Market Exposure | How To Mitigate & Manage Risk

1999
market exposure

Risk management is to be treated with the utmost respect and a no nonsense attitude. There are few things that could be more detrimental to a portfolio’s bottom line other than an overload of risk that is hastily managed.

However, risk management can be quite complicated as many are unfamiliar with the proper process to successfully mitigate risk exposure.



Although there are are myriad of solutions that exist to aid in risk management, we want to focus on the most efficient ways to curtail risk exposure.

5 Effective and Efficient Techniques For Risk Exposure Management

  1. Acknowledgement of Risk – Defined by Investopedia as A risk management method used in the business or investment field. Accepting risk occurs when the cost of managing a certain type of risk is accepted, because the risk involved is not adequate enough to warrant the added cost it will take to avoid that risk. Often times this strategy is deployed because the high cost associated with avoiding the risk may be prohibitive.

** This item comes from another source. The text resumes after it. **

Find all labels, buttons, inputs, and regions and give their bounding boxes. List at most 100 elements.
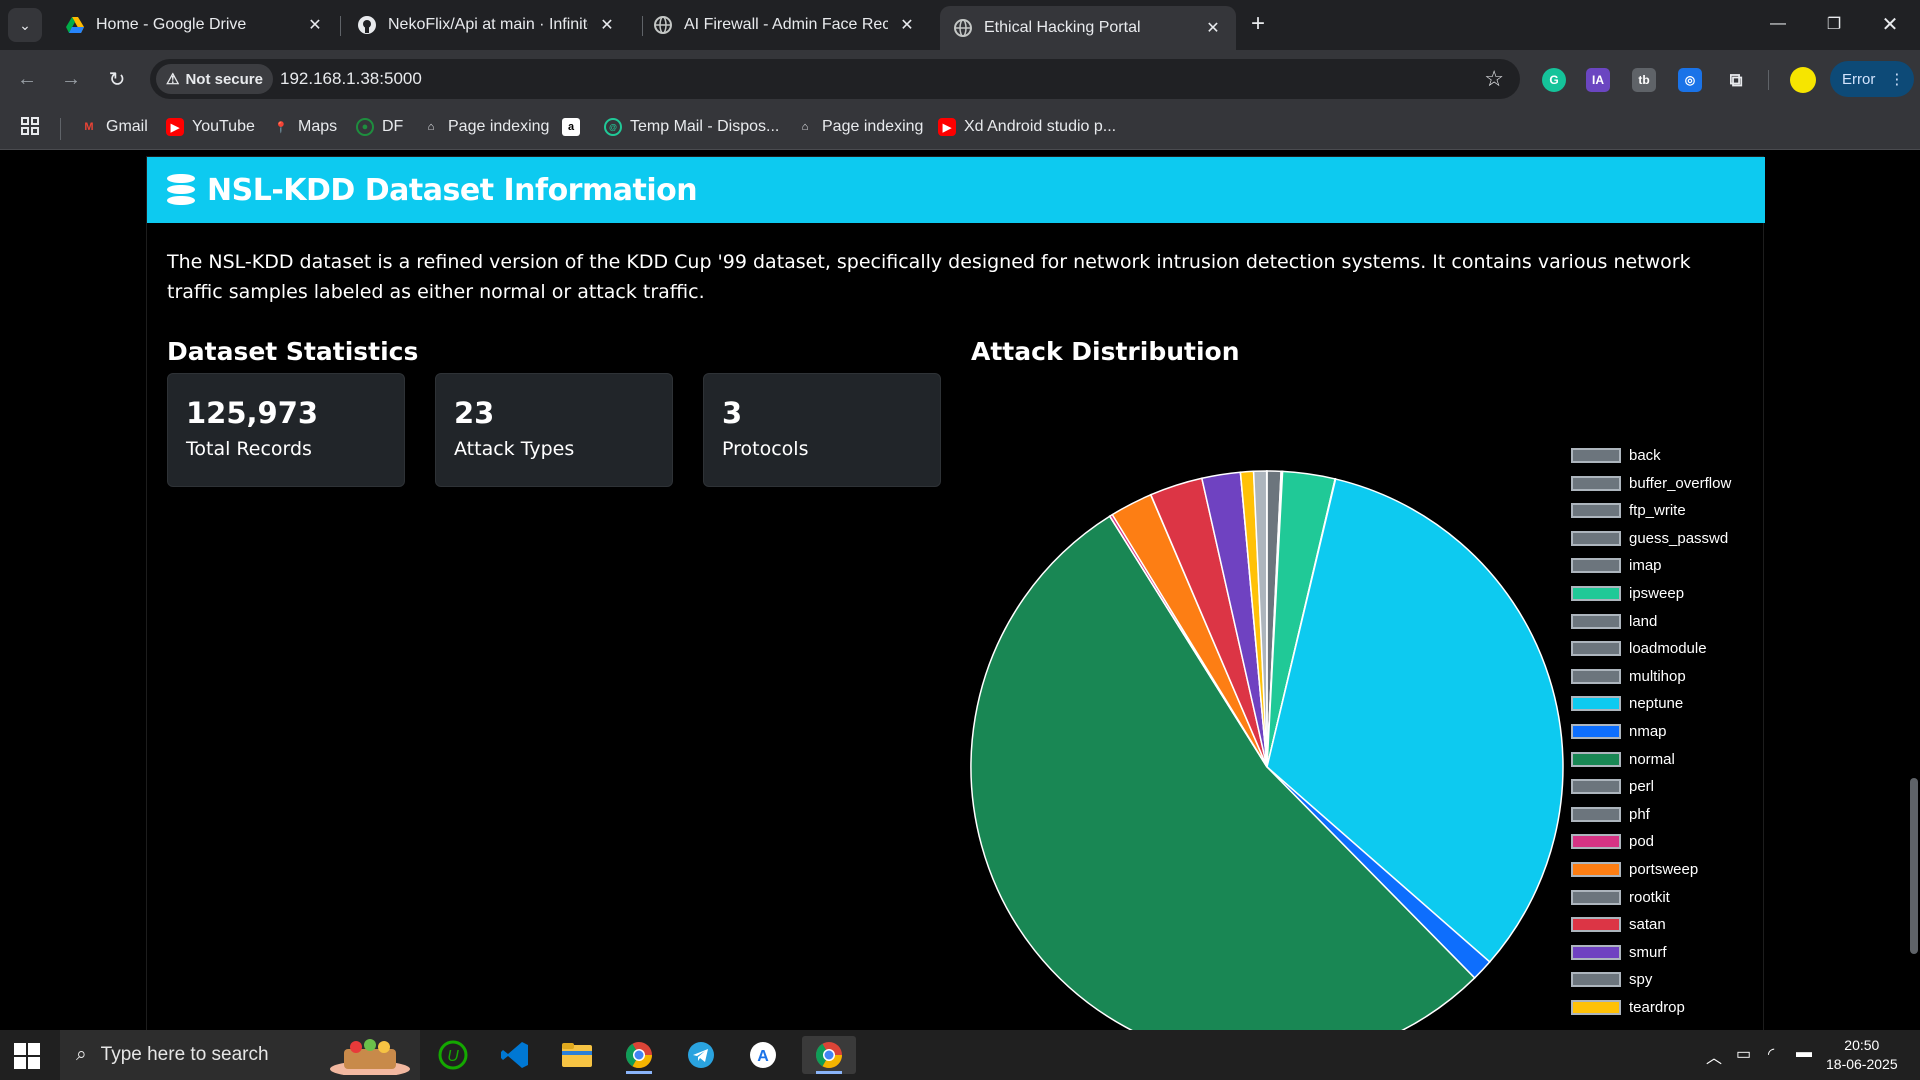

For example, imagine you were attempting to move your business to south Florida where hurricanes and flooding are prevalent but the market for the business is perfect. The positive financial impact on the business is greatly outweighed by the rare event of a catastrophic natural disaster. Thus, is not enough to prevent the move and the company would be effectively accepting risk. It is important to note that this strategy should not be used as a “fall back” option out of laziness or carelessness.
  2. Stop the Search for the Silver Bullet – The latest and greatest investment fad or get rich quick scheme is not the answer to becoming an instant millionaire. Often overlooked but very effective when implemented properly, alterations to an existing strategy is generally enough to boost performance while reducing risk.
  3. Transfer of Risk – The ability to shift risk elsewhere is generally an easy process. The transference of risk can take place in many different forms but generally happens through a third party such as an insurance or legal contract. In investments,  hedging your portfolio with different investment products such as derivatives or options (understand put-call parity) contracts can help mitigate exposure to headline risk. Be sure you fully understand the product and/or contract you plan to use and confirm it establishes an acceptable level of risk without the cost being too great.
  4. Refine Existing Strategies Before Implementing New One – Often times, deployment of new strategies or techniques without first scrutinizing existing procedures can prove to be a costly mistake. Honing existing skills currently in place is a better and more cost effective option.
  5. Utilize Risk to Foster Growth – Taking on some risk is a positive as it is needed to achieve success. Ultimately, the degree of growth is directly correlated to the amount of risk undertaken. Remaining alert to established risk parameters and abiding by them will foster the ideal environment for long term growth. You can read more on the current state of risk management and how the proper process is in high demand here.

The Bottom Line

Planning for success requires constant evaluation of risk management and especially calculating risks being undertaken. The right management plan to mitigate risk and guard against loss is an evolutionary process.

By lessening the potential serious impact on your life with a sound risk exposure management plan you will enhance your overall potential for success and financial freedom!